Riconsiderando il lavoro di Liu e Coll 94 sul trattamento a RF pulsata del ganglio di Gasser, notiamo che essi eseguirono l’erogazione della corrente a RF pulsata per 8 minuti programmandola per limitare a 42°C la temperatura del tessuto attorno all'elettrodo, con una impedenza di 200-300 Oms e un elettrodo con punta attiva di 2 mm quindi in una posizione ai limiti fra la cisterna trigeminale  (dove l’impedenza è 200 Oms) e il ganglio di Gasser (dove l’impedenza è 400 Oms). Tecnicamente, si dovrebbe collocare la punta attiva dell’elettrodo nella compagine del ganglio di Gasser (quindi può essere opportuno un elettrodo con punta attiva di 2 mm) ma l’impedenza dovrebbe essere decisamente sopra i 300 Oms: in pratica, la procedura consigliabile dovrebbe consistere nel raggiungere la cisterna trigeminale (verificando la fuoriuscita del liquor e un’impedenza di 200 Oms) e poi ritirare l’elettrodo fino a collocarne la punta nella compagine del ganglio, verificando la cessazione dell’aspirazione del liquor e l’aumento dell’impedenza fino a 400 Oms.

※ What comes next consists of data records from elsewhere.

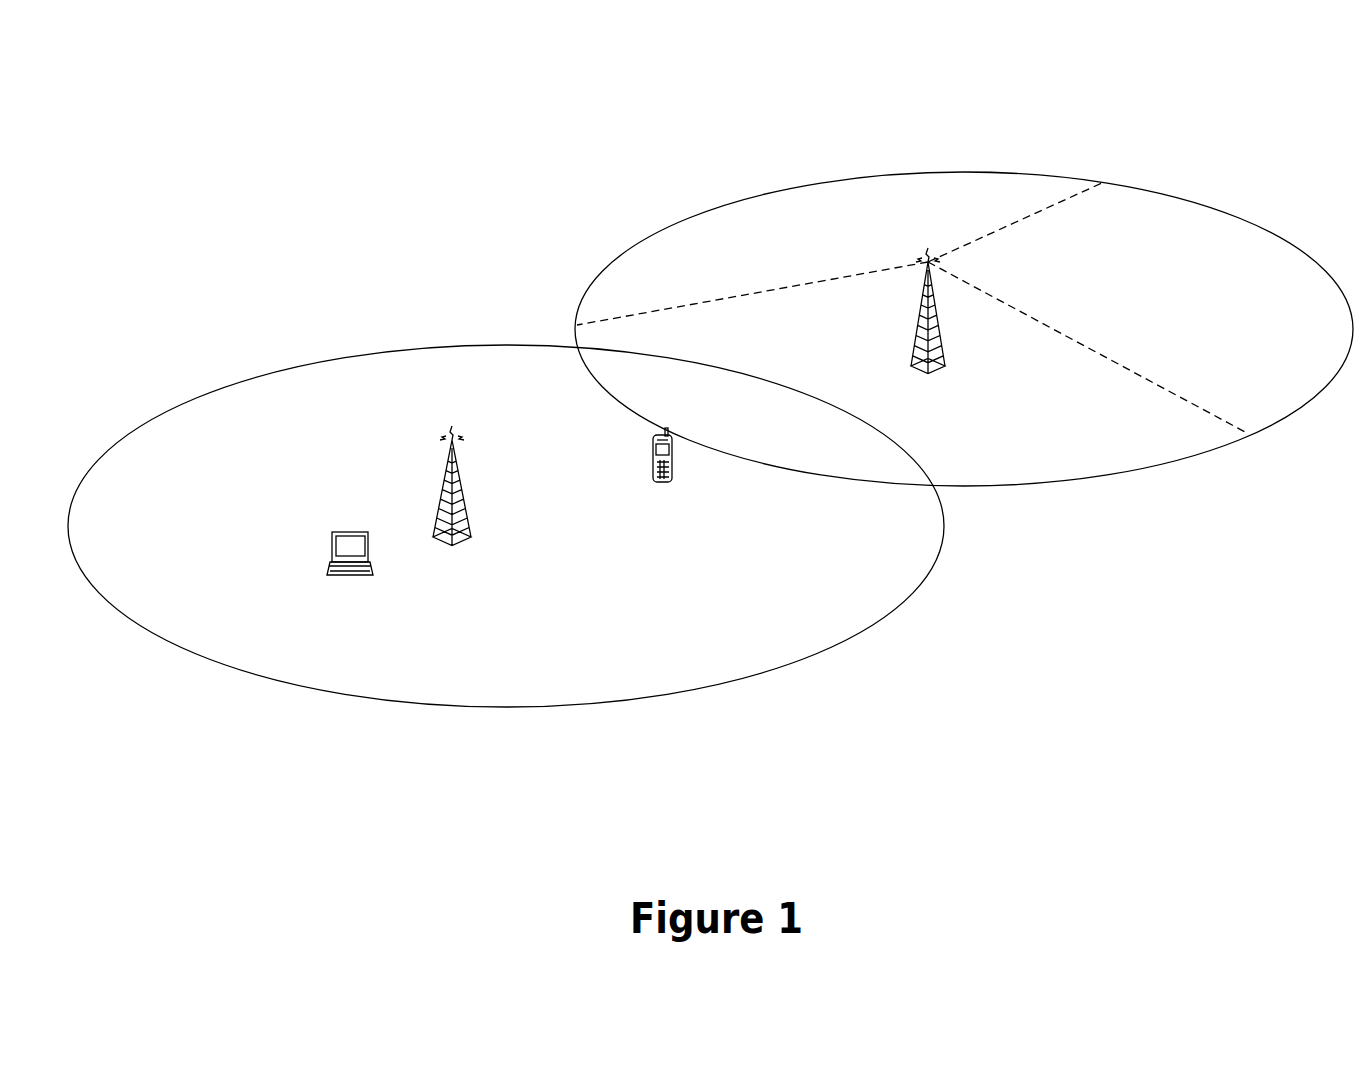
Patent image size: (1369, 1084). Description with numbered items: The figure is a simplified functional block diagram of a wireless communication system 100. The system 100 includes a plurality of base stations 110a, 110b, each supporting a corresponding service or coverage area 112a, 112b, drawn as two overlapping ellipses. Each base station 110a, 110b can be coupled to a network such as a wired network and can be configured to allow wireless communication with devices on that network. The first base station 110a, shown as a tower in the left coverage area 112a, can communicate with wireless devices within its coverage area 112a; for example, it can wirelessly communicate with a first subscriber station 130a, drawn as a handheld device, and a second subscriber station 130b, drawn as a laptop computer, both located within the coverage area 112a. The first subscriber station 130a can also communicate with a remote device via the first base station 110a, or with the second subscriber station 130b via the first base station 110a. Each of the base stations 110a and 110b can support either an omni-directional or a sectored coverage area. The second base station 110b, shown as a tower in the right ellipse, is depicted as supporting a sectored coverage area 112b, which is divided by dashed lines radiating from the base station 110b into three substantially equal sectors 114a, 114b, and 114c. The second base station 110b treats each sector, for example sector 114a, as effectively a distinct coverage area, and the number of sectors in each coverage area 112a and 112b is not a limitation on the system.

The wireless communication system 100 is at (1112, 69).
The first base station 110a is at (505, 485).
The second base station 110b is at (986, 321).
The coverage area 112a is at (408, 347).
The sectored coverage area 112b is at (902, 166).
The sector 114a is at (1056, 455).
The sector 114b is at (851, 230).
The sector 114c is at (1301, 331).
The first subscriber station 130a is at (657, 487).
The second subscriber station 130b is at (322, 550).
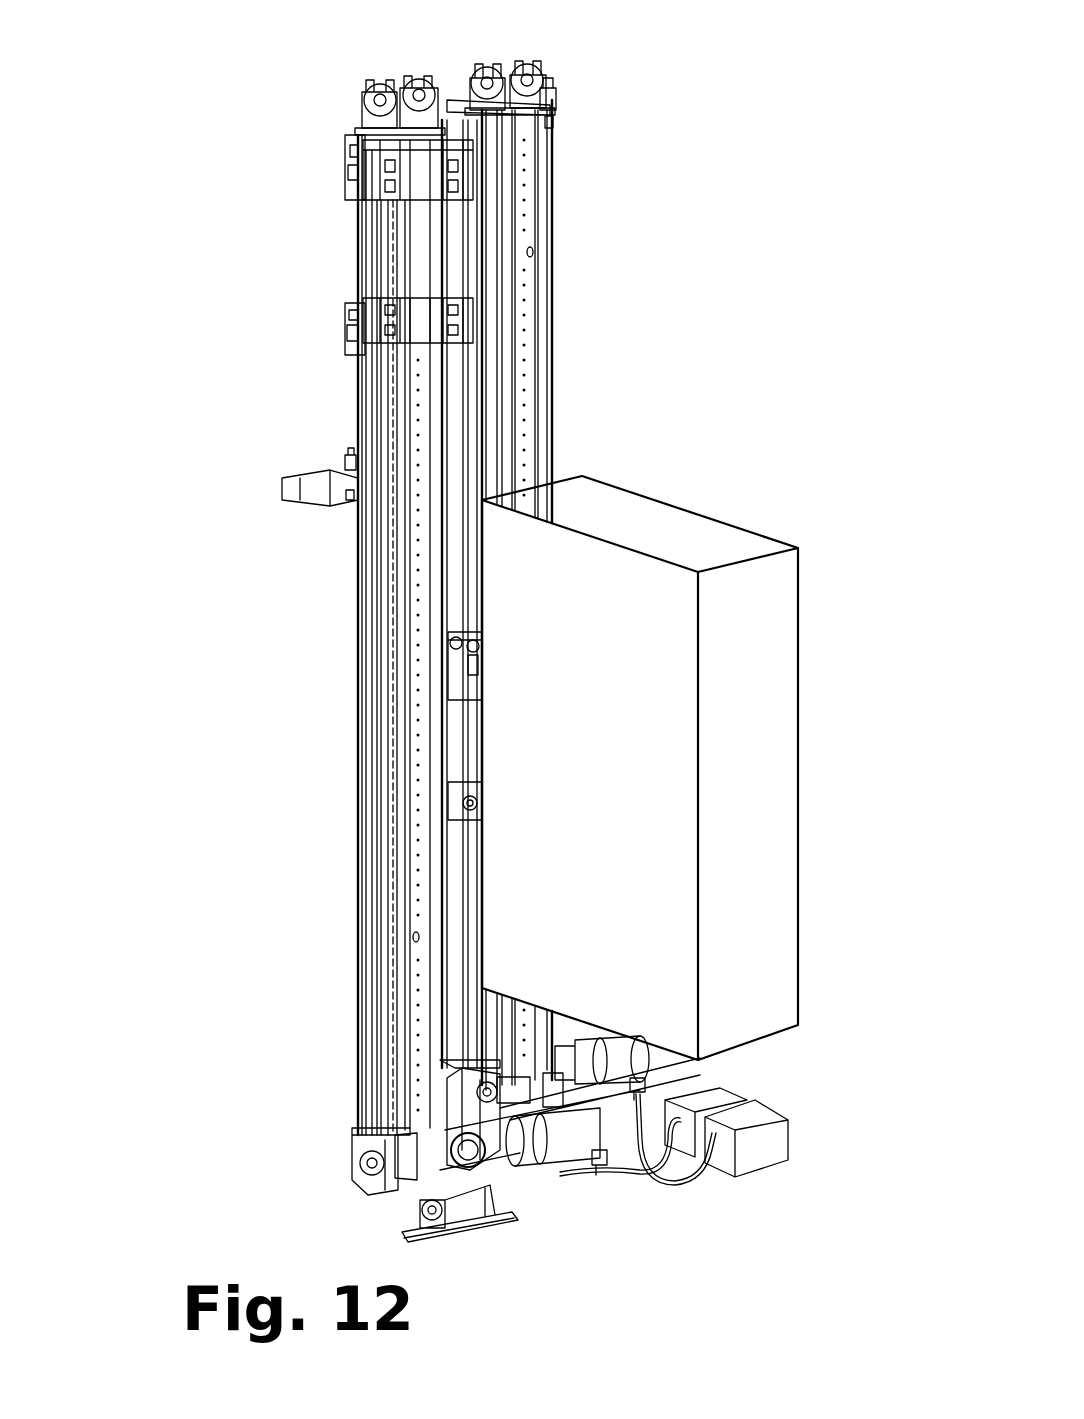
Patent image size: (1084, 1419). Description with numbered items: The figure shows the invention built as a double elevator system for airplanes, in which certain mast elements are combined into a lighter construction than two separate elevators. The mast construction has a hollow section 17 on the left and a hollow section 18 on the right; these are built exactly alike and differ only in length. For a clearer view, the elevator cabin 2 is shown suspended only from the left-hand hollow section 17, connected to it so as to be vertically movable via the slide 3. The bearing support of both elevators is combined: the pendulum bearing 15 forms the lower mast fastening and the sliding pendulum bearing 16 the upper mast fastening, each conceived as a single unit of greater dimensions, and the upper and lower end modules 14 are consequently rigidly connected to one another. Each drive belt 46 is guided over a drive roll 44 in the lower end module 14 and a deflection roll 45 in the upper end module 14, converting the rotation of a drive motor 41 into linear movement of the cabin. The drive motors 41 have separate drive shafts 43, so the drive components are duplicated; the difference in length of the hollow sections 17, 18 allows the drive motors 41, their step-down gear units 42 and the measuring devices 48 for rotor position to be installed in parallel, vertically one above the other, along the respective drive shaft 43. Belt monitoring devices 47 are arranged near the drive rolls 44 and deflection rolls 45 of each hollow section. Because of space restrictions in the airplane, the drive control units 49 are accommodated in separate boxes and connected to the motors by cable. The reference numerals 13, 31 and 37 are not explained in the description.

The elevator cabin 2 is at (540, 920).
The slide 3 is at (473, 695).
The mast profile 13 is at (370, 742).
The end module 14 is at (450, 85).
The pendulum bearing 15 is at (420, 1220).
The sliding pendulum bearing 16 is at (307, 470).
The hollow section 17 is at (380, 395).
The hollow section 18 is at (553, 145).
The carriage 31 is at (360, 147).
The guide bracket 37 is at (358, 185).
The drive motor 41 is at (623, 1087).
The step-down gear unit 42 is at (548, 1135).
The drive shaft 43 is at (455, 1152).
The drive roll 44 is at (505, 1115).
The deflection roll 45 is at (540, 127).
The drive belt 46 is at (405, 460).
The belt monitoring device 47 is at (533, 255).
The measuring device 48 is at (600, 1097).
The drive control unit 49 is at (770, 1153).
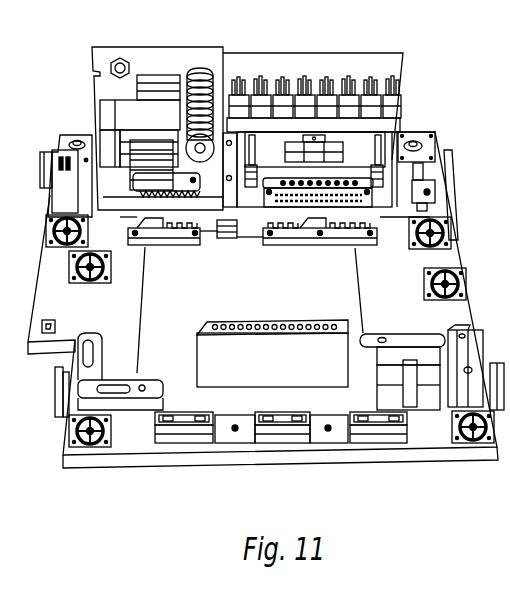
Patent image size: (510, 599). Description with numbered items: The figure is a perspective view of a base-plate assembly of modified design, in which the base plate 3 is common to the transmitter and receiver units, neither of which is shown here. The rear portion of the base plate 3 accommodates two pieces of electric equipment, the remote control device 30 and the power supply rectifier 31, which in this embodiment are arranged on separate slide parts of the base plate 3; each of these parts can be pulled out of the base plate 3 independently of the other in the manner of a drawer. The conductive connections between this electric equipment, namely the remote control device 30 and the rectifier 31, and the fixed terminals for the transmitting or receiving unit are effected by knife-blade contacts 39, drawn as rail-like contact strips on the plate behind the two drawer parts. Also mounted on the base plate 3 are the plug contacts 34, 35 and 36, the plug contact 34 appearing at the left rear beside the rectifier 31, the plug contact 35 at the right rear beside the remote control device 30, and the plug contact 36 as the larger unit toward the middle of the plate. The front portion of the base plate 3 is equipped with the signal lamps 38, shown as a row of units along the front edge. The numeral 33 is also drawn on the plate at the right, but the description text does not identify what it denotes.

The base plate 3 is at (452, 310).
The remote control device 30 is at (322, 60).
The power supply rectifier 31 is at (173, 52).
The screw feet / fan units 33 is at (452, 242).
The plug contact 34 is at (60, 160).
The plug contact 35 is at (430, 182).
The plug contact 36 is at (296, 330).
The signal lamps 38 is at (190, 437).
The knife-blade contacts 39 is at (62, 218).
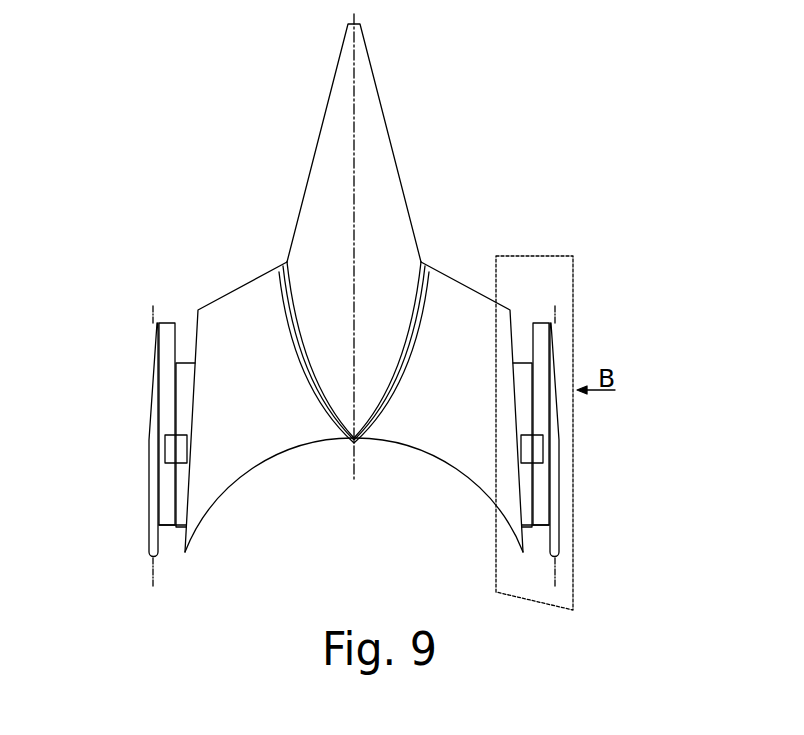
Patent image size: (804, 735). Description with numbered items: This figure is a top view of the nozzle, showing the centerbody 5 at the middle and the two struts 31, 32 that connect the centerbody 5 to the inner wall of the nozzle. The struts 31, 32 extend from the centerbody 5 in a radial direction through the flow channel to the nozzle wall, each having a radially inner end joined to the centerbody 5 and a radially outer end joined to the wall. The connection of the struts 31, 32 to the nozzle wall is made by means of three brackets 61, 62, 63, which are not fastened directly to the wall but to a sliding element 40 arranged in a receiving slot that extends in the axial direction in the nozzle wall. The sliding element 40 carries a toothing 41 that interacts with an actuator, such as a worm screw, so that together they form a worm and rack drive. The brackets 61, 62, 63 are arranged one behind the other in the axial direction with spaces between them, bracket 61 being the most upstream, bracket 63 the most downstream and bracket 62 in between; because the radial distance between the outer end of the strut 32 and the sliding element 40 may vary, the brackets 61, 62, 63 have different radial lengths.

Un’altra considerazione va fatta a proposito delle osservazioni di Han e Coll,100 che condussero uno studio su 109 pazienti affetti da NPH toracica e impiegarono la RF pulsata “ad alto voltaggio” (65 V) sostenendo che ha maggiori probabilità di essere efficace…ma saltuariamente produce lieve intorpidimento della cute (parziale effetto neurolesivo?). Dello stesso parere furono Wan e Coll,95 confermando la maggiore efficacia della RF pulsata ad alto voltaggio rispetto a quella standard. D’altra parte, a sostegno della tesi della neuromodulazione, è stata sottolineata l’importanza del campo elettrico prodotto dalla corrente a RF pulsata. Sebbene anche quella continua produca un campo elettrico, quello prodotto dalla corrente a RF pulsata sarebbe “più forte” forse perché la brevità dei picchi di tensione consente l’impiego di un voltaggio più elevato.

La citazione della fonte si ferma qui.